A pedimented doorway of the 1750s found itself cheek-by-jowl with
the tiny diamond-paned casement windows of almost a century earlier.
Around the corner the seventeenth century collided with the Victorian
service wing, whose large-paned window sash had been replaced with
small-paned ones to match the reconstructed sash in the main block.
At the housetop, steeply-peaked roofs with late medieval cross gables
bumped into neoclassical dormers and cornices, while a massive pilastered
seventeenth-century chimney stood beside a skinny nineteenth-century
stove stack.
Although perhaps interesting as a collage of period architectural
styles (assuming that the New Owners got their details right), the
exterior of the house had ceased to exist in any coherent way.

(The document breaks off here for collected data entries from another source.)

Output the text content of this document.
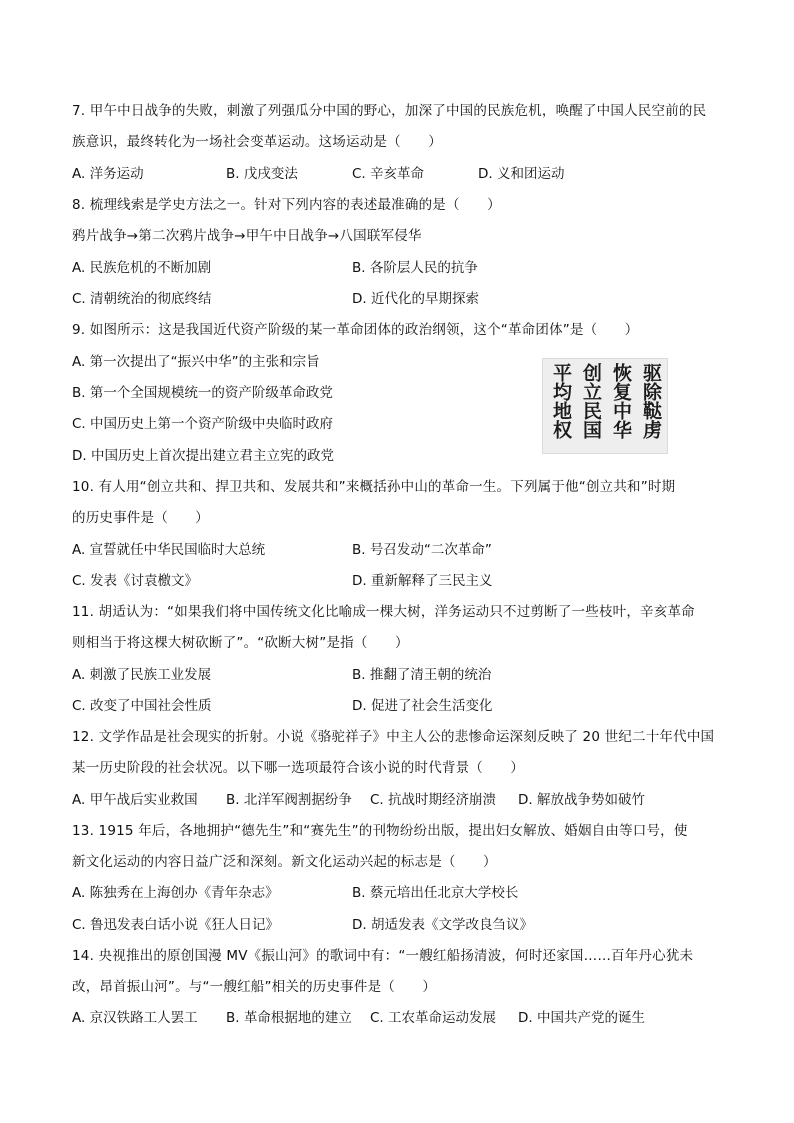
7. 甲午中日战争的失败，刺激了列强瓜分中国的野心，加深了中国的民族危机，唤醒了中国人民空前的民
族意识，最终转化为一场社会变革运动。这场运动是（　　）
A. 洋务运动	B. 戊戌变法	C. 辛亥革命	D. 义和团运动
8. 梳理线索是学史方法之一。针对下列内容的表述最准确的是（　　）
鸦片战争→第二次鸦片战争→甲午中日战争→八国联军侵华
A. 民族危机的不断加剧	B. 各阶层人民的抗争
C. 清朝统治的彻底终结	D. 近代化的早期探索
9. 如图所示：这是我国近代资产阶级的某一革命团体的政治纲领，这个“革命团体”是（　　）
A. 第一次提出了“振兴中华”的主张和宗旨
B. 第一个全国规模统一的资产阶级革命政党
C. 中国历史上第一个资产阶级中央临时政府
D. 中国历史上首次提出建立君主立宪的政党
驱除鞑虏
恢复中华
创立民国
平均地权
10. 有人用“创立共和、捍卫共和、发展共和”来概括孙中山的革命一生。下列属于他“创立共和”时期
的历史事件是（　　）
A. 宣誓就任中华民国临时大总统	B. 号召发动“二次革命”
C. 发表《讨袁檄文》	D. 重新解释了三民主义
11. 胡适认为：“如果我们将中国传统文化比喻成一棵大树，洋务运动只不过剪断了一些枝叶，辛亥革命
则相当于将这棵大树砍断了”。“砍断大树”是指（　　）
A. 刺激了民族工业发展	B. 推翻了清王朝的统治
C. 改变了中国社会性质	D. 促进了社会生活变化
12. 文学作品是社会现实的折射。小说《骆驼祥子》中主人公的悲惨命运深刻反映了 20 世纪二十年代中国
某一历史阶段的社会状况。以下哪一选项最符合该小说的时代背景（　　）
A. 甲午战后实业救国 B. 北洋军阀割据纷争 C. 抗战时期经济崩溃 D. 解放战争势如破竹
13. 1915 年后，各地拥护“德先生”和“赛先生”的刊物纷纷出版，提出妇女解放、婚姻自由等口号，使
新文化运动的内容日益广泛和深刻。新文化运动兴起的标志是（　　）
A. 陈独秀在上海创办《青年杂志》	B. 蔡元培出任北京大学校长
C. 鲁迅发表白话小说《狂人日记》	D. 胡适发表《文学改良刍议》
14. 央视推出的原创国漫 MV《振山河》的歌词中有：“一艘红船扬清波，何时还家国……百年丹心犹未
改，昂首振山河”。与“一艘红船”相关的历史事件是（　　）
A. 京汉铁路工人罢工 B. 革命根据地的建立 C. 工农革命运动发展 D. 中国共产党的诞生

It would have been better if the New Owners has constructed a new
"old place" from scratch. It would have been no less unreal than
The House That Never Was, and would have had the great virtue of
not destroying another old building.
Such spectacular examples of The House That Never Was are mercifully
rare. Budget and common sense usually have beneficial results. Lesser
examples, though, abound in ordinary house rehabilitation. Often
they stem from a failure to understand period style, and from treating
early buildings as merely old, rather than antique.
At least part of the point to living in an old house is the pleasure
of an environment full of the character and patina which only the
passage of time can give--a tangible link to the past, and a reminder
both of continuity and of change. How sad, then, to defeat by ignorance
and foolishness exactly those characteristics for which one puts
up with the inconveniences of living in an old house in the first
place!
Ignorance, fortunately, is curable (although stupidity, with which
it is often confused, however, does appear to be terminal). The
cure always takes time, work, and sometimes help from experts, but
it can be achieved.
Rather than taking it for granted that one should restore a building
to its original appearance, or that a currently-popular treatment
is appropriate for the interior of a certain style of building,
ask questions. Study your own house, and other houses. Read everything
you can get your hands on (bearing in mind that setting something
in type does not necessarily remove the hogwash). Visit museums.
Consult with experts. Learn as much as you possibly can. Then, leaven
your knowledge with a hefty dose of common sense, and get to work!